Multidimensional — different thresholds for different signal types. Traffic spikes vs. 30-day baseline, latency degradation including “last 3 days is 2x the prior 7 days,” storage growth with a sawtooth filter so a manual cleanup doesn’t read as a false negative, and per-host CPU/RAM swing detection. Requires 7 days of history before flagging traffic anomalies — no spam while it’s still learning what normal looks like.

Forecasting

Linear regression across 30-day datasets for PBS datastore growth, Proxmox resources, SabNZBd disk usage, and WAN latency. Each forecast gets a confidence score and plain-English output: “PBS datastore at current fill rate: full in ~73 days.” Every prediction gets recorded and automatically verified when the date arrives — accuracy tracked by forecast type and confidence level.

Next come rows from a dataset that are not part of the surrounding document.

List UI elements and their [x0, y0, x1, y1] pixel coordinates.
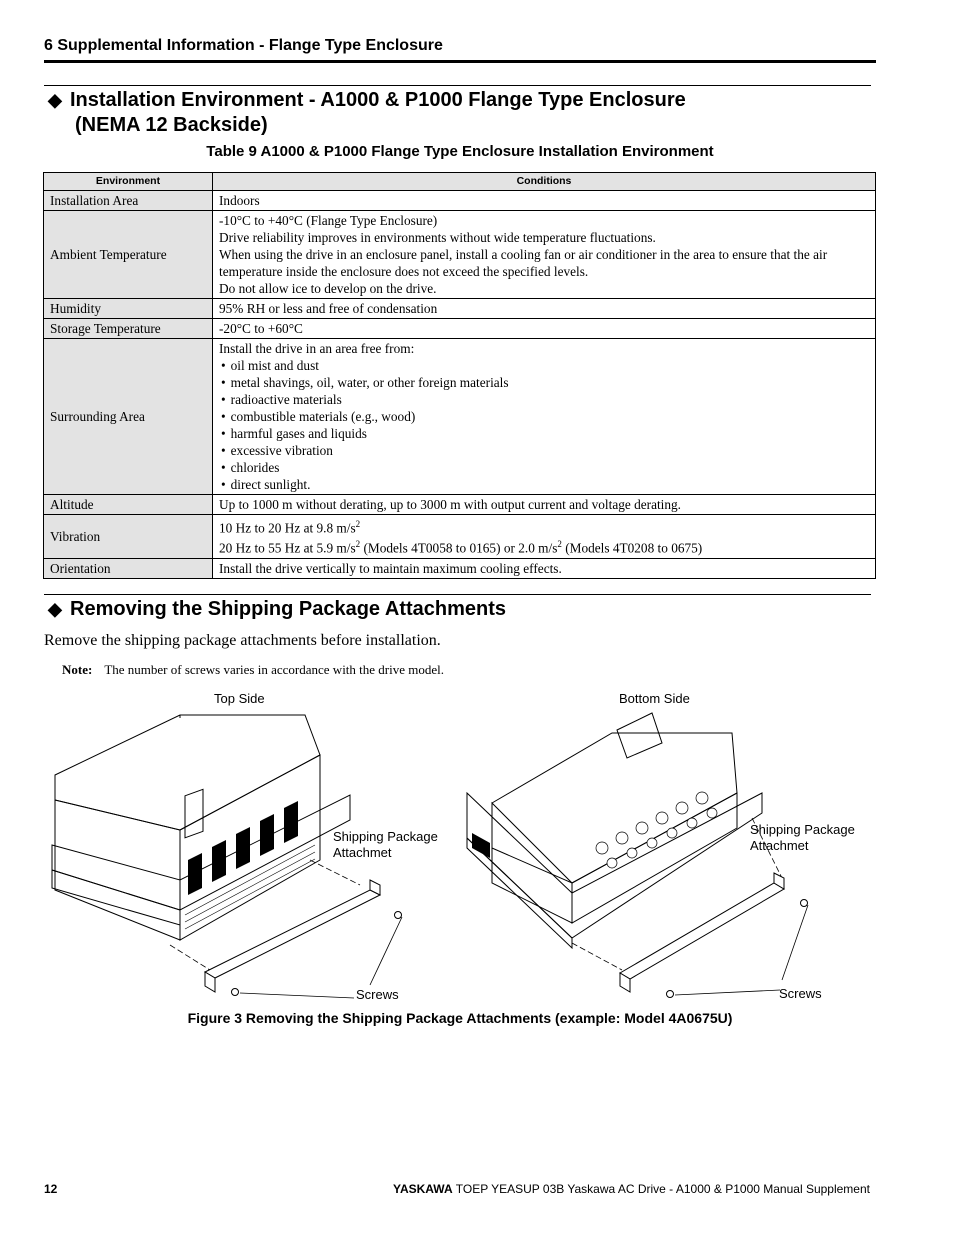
row-label: Orientation	[44, 558, 213, 578]
top-side-label: Top Side	[214, 691, 265, 706]
footer-doc-info	[393, 1182, 870, 1196]
table-header-row	[44, 173, 876, 191]
row-value: Up to 1000 m without derating, up to 3000 m with output current and voltage derating.	[213, 495, 876, 515]
doc-title: TOEP YEASUP 03B Yaskawa AC Drive - A1000 & P1000 Manual Supplement	[452, 1182, 870, 1196]
section-title-line1: Installation Environment - A1000 & P1000 Flange Type Enclosure	[70, 89, 686, 111]
section-heading-shipping	[48, 597, 506, 622]
value-line: Install the drive in an area free from:	[219, 341, 415, 356]
row-value	[213, 515, 876, 559]
row-value: Indoors	[213, 191, 876, 211]
column-header: Conditions	[213, 173, 876, 191]
attachment-label-line: Shipping Package	[750, 822, 855, 837]
column-header: Environment	[44, 173, 213, 191]
row-label: Altitude	[44, 495, 213, 515]
bullet-list	[219, 357, 869, 493]
section-rule	[44, 85, 871, 86]
row-value: Install the drive vertically to maintain maximum cooling effects.	[213, 558, 876, 578]
attachment-label-line: Attachmet	[750, 838, 809, 853]
figure-caption: Figure 3 Removing the Shipping Package Attachments (example: Model 4A0675U)	[187, 1010, 733, 1026]
table-row	[44, 191, 876, 211]
environment-table	[43, 172, 876, 579]
bottom-side-drawing	[462, 708, 872, 1008]
list-item: • oil mist and dust	[219, 357, 869, 374]
value-line: When using the drive in an enclosure panel, install a cooling fan or air conditioner in the area to ensure that the air temperature inside the enclosure does not exceed the specified levels.	[219, 247, 828, 279]
row-label: Surrounding Area	[44, 339, 213, 495]
row-label: Storage Temperature	[44, 319, 213, 339]
bottom-side-label: Bottom Side	[619, 691, 690, 706]
row-label: Humidity	[44, 299, 213, 319]
value-line	[219, 536, 869, 556]
running-head: 6 Supplemental Information - Flange Type Enclosure	[44, 37, 443, 54]
page-number: 12	[44, 1182, 58, 1196]
section-rule	[44, 594, 871, 595]
note-text: The number of screws varies in accordance with the drive model.	[104, 662, 445, 677]
table-row	[44, 211, 876, 299]
superscript: 2	[355, 539, 361, 550]
value-line: -10°C to +40°C (Flange Type Enclosure)	[219, 213, 438, 228]
attachment-label-line: Attachmet	[333, 845, 392, 860]
section-heading-installation	[48, 88, 686, 138]
list-item: • metal shavings, oil, water, or other foreign materials	[219, 374, 869, 391]
table-row	[44, 299, 876, 319]
vibration-line2c: (Models 4T0208 to 0675)	[561, 540, 703, 556]
list-item: • excessive vibration	[219, 442, 869, 459]
table-row	[44, 515, 876, 559]
row-label: Vibration	[44, 515, 213, 559]
vibration-line2a: 20 Hz to 55 Hz at 5.9 m/s	[219, 540, 356, 556]
list-item: • chlorides	[219, 459, 869, 476]
table-row	[44, 558, 876, 578]
vibration-line2b: (Models 4T0058 to 0165) or 2.0 m/s	[360, 540, 558, 556]
row-label: Ambient Temperature	[44, 211, 213, 299]
row-value: -20°C to +60°C	[213, 319, 876, 339]
header-rule	[44, 60, 876, 63]
table-row	[44, 495, 876, 515]
section-title: Removing the Shipping Package Attachments	[70, 598, 507, 620]
body-paragraph: Remove the shipping package attachments before installation.	[44, 632, 441, 649]
attachment-label-line: Shipping Package	[333, 829, 438, 844]
value-line: Do not allow ice to develop on the drive.	[219, 281, 437, 296]
diamond-bullet-icon: ◆	[48, 90, 62, 110]
superscript: 2	[557, 539, 562, 550]
value-line	[219, 516, 869, 536]
table-row	[44, 319, 876, 339]
list-item: • harmful gases and liquids	[219, 425, 869, 442]
row-value	[213, 211, 876, 299]
list-item: • combustible materials (e.g., wood)	[219, 408, 869, 425]
screws-label-left: Screws	[356, 987, 399, 1002]
screws-label-right: Screws	[779, 986, 822, 1001]
brand-name: YASKAWA	[393, 1182, 453, 1196]
note	[62, 662, 444, 678]
list-item: • radioactive materials	[219, 391, 869, 408]
row-value	[213, 339, 876, 495]
diamond-bullet-icon: ◆	[48, 599, 62, 619]
list-item: • direct sunlight.	[219, 476, 869, 493]
attachment-label-left	[333, 829, 438, 861]
value-line: Drive reliability improves in environments without wide temperature fluctuations.	[219, 230, 656, 245]
attachment-label-right	[750, 822, 855, 854]
table-caption: Table 9 A1000 & P1000 Flange Type Enclosure Installation Environment	[206, 143, 714, 160]
section-title-line2: (NEMA 12 Backside)	[75, 114, 268, 136]
row-label: Installation Area	[44, 191, 213, 211]
note-label: Note:	[62, 662, 93, 677]
vibration-line1: 10 Hz to 20 Hz at 9.8 m/s	[219, 520, 356, 536]
table-row	[44, 339, 876, 495]
superscript: 2	[355, 519, 361, 529]
row-value: 95% RH or less and free of condensation	[213, 299, 876, 319]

WAN health uses a majority-vote check across 3 external targets per link. Two of three showing elevated latency = WAN issue. One of three = that host’s problem. It doesn’t page me because Cloudflare had a blip.

Resilience

Circuit breakers on all 10 external APIs — if one’s down, the audit continues without it rather than hanging.

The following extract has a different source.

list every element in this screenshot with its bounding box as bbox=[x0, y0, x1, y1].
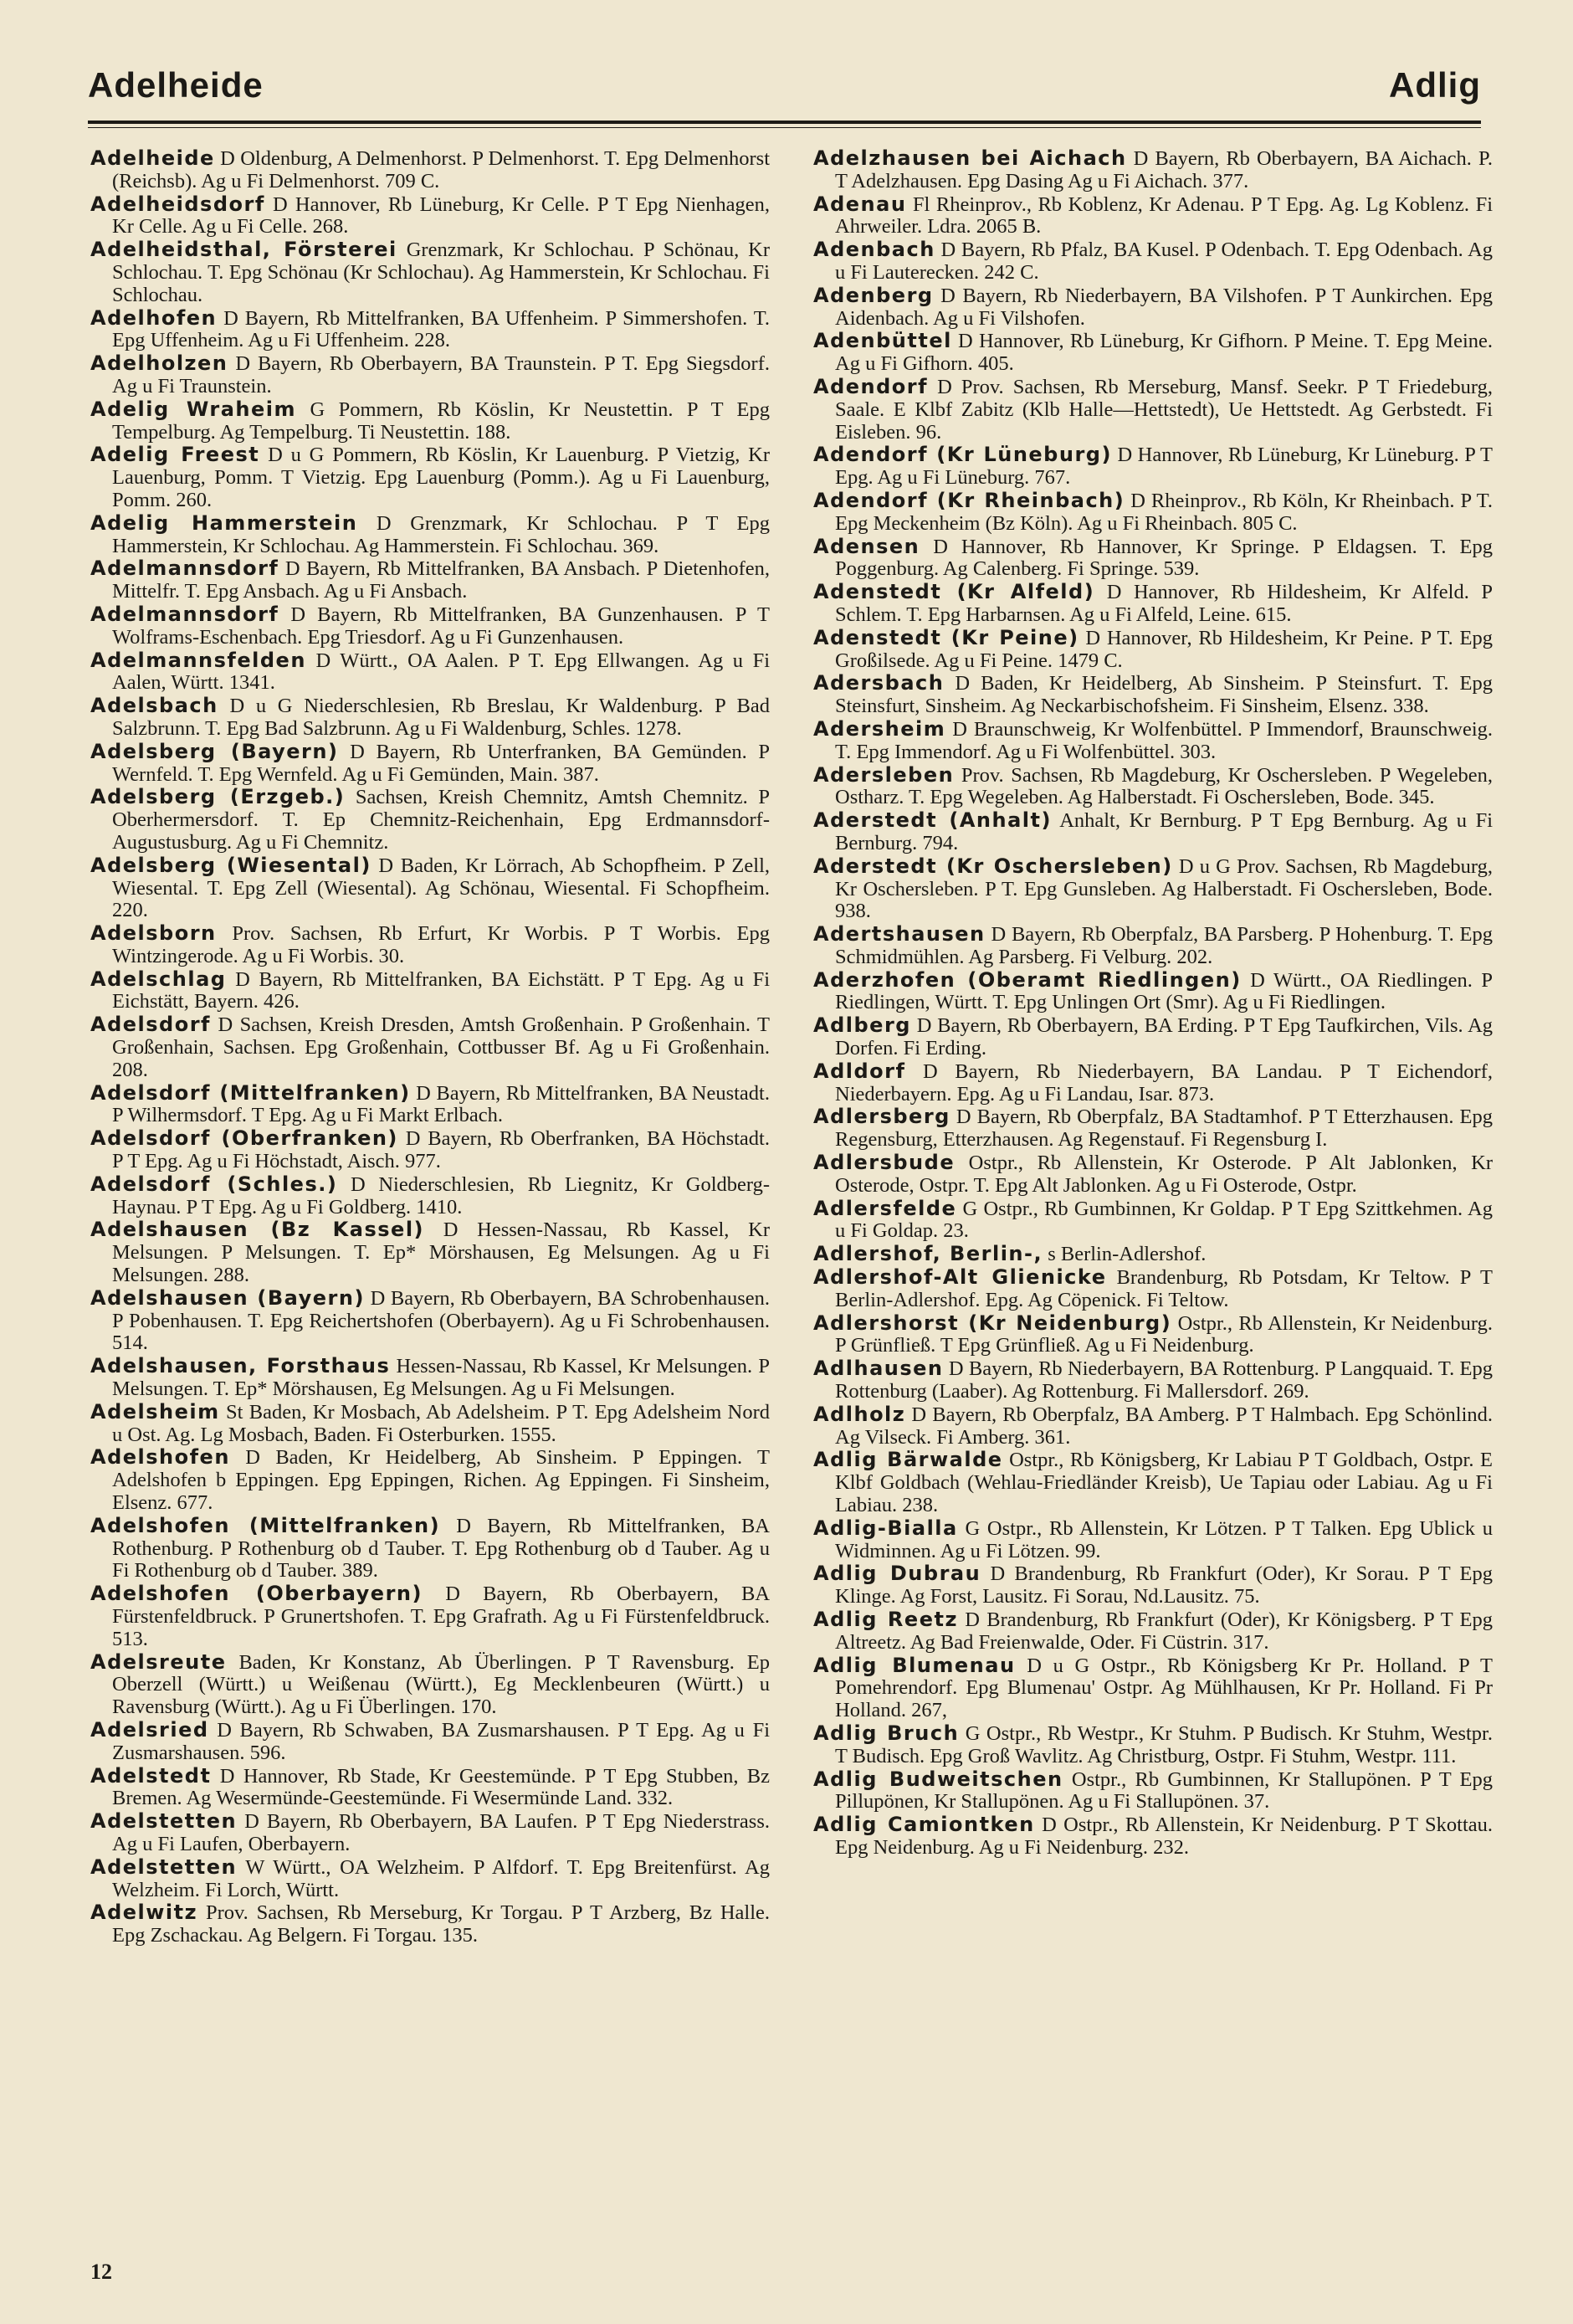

Dual-write to both JSON and PostgreSQL. If the database is down the bot keeps running on JSON. Divergence detection flags if they drift more than 10 records.

Graceful degradation throughout — Ollama offline falls back to raw bucketing, database offline falls back to JSON only. The audit always runs and always notes what’s missing.

Lessons Learned

The GPU is shared. The audit runs at 8AM. @mention the bot at exactly 8AM and you’re waiting in line.

Portainer can’t read .env files from NFS. All variables have to go inline in the compose file.

The Anthropic SDK throws a cryptic tuple error if you pass system prompts the wrong way when prompt caching is configured. Plain string, not a list.

Discord embed fields have a 1024 character limit. Claude doesn’t know this. Handle truncation yourself or alerts end mid-sentence.

Use Haiku for forecast review. No reason to pay for the heavy model when you’re just asking “anything concerning here?”

Commit before switching machines. Learned this the hard way. Then learned it again.

Current State

v0.5.3c, running 24/7 in Docker on Synology NAS since December 2025. ~7,200 lines across 14 Python modules. Ten circuit breakers. Twenty-two verification checks per audit. Seven rolling historical datasets. Two AI instances keeping each other honest.

Overengineered? Almost certainly. Does it work? Yeah. I haven’t been paged for something stupid in months.